- Posted by GM, Digital Solutions
- On October 17, 2020
- Customer Experience, Digital Business, Digital Transformation
No matter the industry sector, artificial intelligence and machine learning continue to transform how we do business. From AI-powered chatbots performing a customer service role, to automated financial trading algorithms, a variety of ML expert innovations are driving this digital transformation.
Companies successfully adopting AI are reaping the benefits. According to a recent study from McKinsey, a majority of enterprises implementing AI enjoyed an increase in revenue, while 44 percent reduced costs. In short, it’s an emerging technology rapidly becoming a competitive differentiator across the globe.
These success stories are leading larger companies to expand AI investments into other areas within their organizations. Enterprises are able to attract the artificial intelligence experts and software engineering talent to ensure new initiatives exceed expectations. Mature software development practices also help in this regard.
Are Smaller Businesses Missing Out on the AI Revolution?
Naturally, the small-to-medium enterprise (SME) wants to enjoy the same opportunities artificial intelligence provides large companies. Unfortunately, when it comes to data scientists and programming talent, a skills gap makes AI projects a riskier project for smaller shops.
Does this mean the SME is stuck on the sidelines of the AI revolution?
These smaller firms often partner with software engineering services firms for “traditional” development projects. Is this same approach applicable with AI or ML-based initiatives? Answering this question becomes easier when understanding where AI projects fail at smaller businesses.

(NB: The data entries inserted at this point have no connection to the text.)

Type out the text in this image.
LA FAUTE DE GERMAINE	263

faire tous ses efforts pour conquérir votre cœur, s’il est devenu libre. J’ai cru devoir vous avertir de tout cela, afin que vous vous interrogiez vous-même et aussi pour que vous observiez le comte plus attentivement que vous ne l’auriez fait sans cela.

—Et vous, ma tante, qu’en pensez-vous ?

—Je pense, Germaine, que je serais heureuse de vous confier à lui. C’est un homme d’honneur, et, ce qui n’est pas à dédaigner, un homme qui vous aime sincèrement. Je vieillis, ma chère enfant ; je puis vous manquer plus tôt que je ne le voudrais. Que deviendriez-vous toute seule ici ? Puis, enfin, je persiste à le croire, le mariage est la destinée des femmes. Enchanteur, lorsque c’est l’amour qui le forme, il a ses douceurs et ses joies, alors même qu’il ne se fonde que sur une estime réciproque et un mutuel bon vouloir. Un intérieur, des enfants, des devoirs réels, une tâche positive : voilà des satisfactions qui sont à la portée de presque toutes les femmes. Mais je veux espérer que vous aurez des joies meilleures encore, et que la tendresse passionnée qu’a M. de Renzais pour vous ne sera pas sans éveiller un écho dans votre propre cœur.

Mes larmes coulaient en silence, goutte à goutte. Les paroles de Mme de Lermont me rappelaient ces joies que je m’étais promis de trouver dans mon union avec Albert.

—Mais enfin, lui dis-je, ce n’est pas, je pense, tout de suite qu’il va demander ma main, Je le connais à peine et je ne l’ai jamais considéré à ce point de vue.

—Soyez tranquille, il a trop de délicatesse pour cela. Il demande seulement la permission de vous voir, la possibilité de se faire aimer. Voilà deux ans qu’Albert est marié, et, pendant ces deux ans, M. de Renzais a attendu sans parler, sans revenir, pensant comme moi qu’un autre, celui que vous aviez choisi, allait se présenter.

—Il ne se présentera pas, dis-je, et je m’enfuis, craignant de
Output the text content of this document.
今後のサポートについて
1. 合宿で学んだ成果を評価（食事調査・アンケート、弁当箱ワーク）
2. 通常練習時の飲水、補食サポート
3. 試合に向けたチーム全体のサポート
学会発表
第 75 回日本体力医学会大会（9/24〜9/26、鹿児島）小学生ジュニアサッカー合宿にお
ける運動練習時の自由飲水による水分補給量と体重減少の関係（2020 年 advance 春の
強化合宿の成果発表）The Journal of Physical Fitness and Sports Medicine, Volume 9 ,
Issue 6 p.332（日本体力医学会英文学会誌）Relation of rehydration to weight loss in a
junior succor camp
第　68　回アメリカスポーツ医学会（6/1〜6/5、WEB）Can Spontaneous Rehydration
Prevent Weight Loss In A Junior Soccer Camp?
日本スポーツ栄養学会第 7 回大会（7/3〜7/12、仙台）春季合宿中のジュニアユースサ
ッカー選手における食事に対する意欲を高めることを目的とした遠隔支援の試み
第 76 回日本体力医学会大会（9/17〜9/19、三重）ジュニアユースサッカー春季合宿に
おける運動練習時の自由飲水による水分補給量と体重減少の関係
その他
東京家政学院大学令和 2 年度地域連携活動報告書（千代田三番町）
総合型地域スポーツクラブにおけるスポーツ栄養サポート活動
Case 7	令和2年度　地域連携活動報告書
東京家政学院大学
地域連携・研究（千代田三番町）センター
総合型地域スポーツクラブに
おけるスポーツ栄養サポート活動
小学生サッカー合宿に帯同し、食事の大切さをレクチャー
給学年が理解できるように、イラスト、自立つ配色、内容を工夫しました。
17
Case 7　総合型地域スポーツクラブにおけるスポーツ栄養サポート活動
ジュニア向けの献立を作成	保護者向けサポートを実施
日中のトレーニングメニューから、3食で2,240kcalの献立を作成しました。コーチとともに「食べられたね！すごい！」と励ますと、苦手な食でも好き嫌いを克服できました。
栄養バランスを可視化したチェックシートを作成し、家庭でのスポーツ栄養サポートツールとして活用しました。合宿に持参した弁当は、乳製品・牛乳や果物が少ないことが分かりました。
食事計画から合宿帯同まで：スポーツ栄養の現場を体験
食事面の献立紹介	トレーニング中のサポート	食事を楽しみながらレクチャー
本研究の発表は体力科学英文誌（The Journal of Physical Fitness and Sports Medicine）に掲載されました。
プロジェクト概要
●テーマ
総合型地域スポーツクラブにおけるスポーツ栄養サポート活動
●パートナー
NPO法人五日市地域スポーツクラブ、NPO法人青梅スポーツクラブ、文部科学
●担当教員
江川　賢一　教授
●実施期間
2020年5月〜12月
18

The Six Most Common Reasons AI Projects Fail at a SMEs
- Stakeholder Buy-In and Support: In a similar manner as large enterprises, stakeholder support plays an essential role in the success of any small business technology initiative, especially with a new innovation like AI. The complexity and overall cost of these projects requires buy-in from the entire executive team. Remember, AI projects require a focused effort and investment in resources.
- Poorly Defined Goals: Clear and actionable goals remain a critical aspect of successful technology projects. Tangible business goals must be detailed before any AI project begins. Anything less risks project failure and the loss of any investment.
- An AI Skills Gap at The SME: Having technology professionals experienced in AI and machine learning naturally ensures a successful project outcome. However, it remains difficult for an SME to find a ML expert with tangible experience in a tech job market, where these professionals are in high demand. Partnering with an AI consulting firm with the right range of competencies makes sense to close any skills gap.
- Not Having The Right Data: An AI or machine learning project without the right data is a risky proposition. Finding actionable business information within masses of data is a goal of many AI initiatives. Ensuring the project team gets access to the data (and metadata) they need, is essential to successfully complete the project.
- Poorly Defined Project Metrics: In a similar manner as goals, AI projects require clearly defined metrics to track the efficacy of the undertaking. These measurables need to be determined for both the business and technical aspects of the project. Being able to easily report on project metrics helps inform stakeholders on the status of the project.
- Deploying Prototypes Into Production: The nuts and bolts of moving an AI project into production really requires the combined expertise of the data science and software development teams leveraging their skills and best practices to successfully release a scalable product.
Given the risk of failure when an SME takes on an AI project, partnering with an experienced solution provider simply makes sense. Thus, we’ve prepared a guide, or a “cheat sheet” to help you ask the right questions, as you are interviewing potential AI solution partners.
This “cheat-sheet” will be a helpful tool to assist SMEs in choosing the best AI/ML project partner for the risks specific to their business. This tool will offer support in two critical steps: :
- Identifying the most risky factors of your AI/ML project.
- Providing the important questions to determine your potential vendor’s ability to deal with those risks successfully.
Using the tool is easy! Simply answer “yes” or “no” to the self assessment questions listed per risk. The sheet will provide a visual aid to clarify which are the riskiest areas in your company.
Go ahead, try it… it will only take a few minutes.
The next step is to begin your interview process and find the best AI partner for your business. After you identify the top three risks with the cheat sheet, you will be able to ask the right questions, to find a valuable, reliable, and expert candidate who can help you take a step in the right direction.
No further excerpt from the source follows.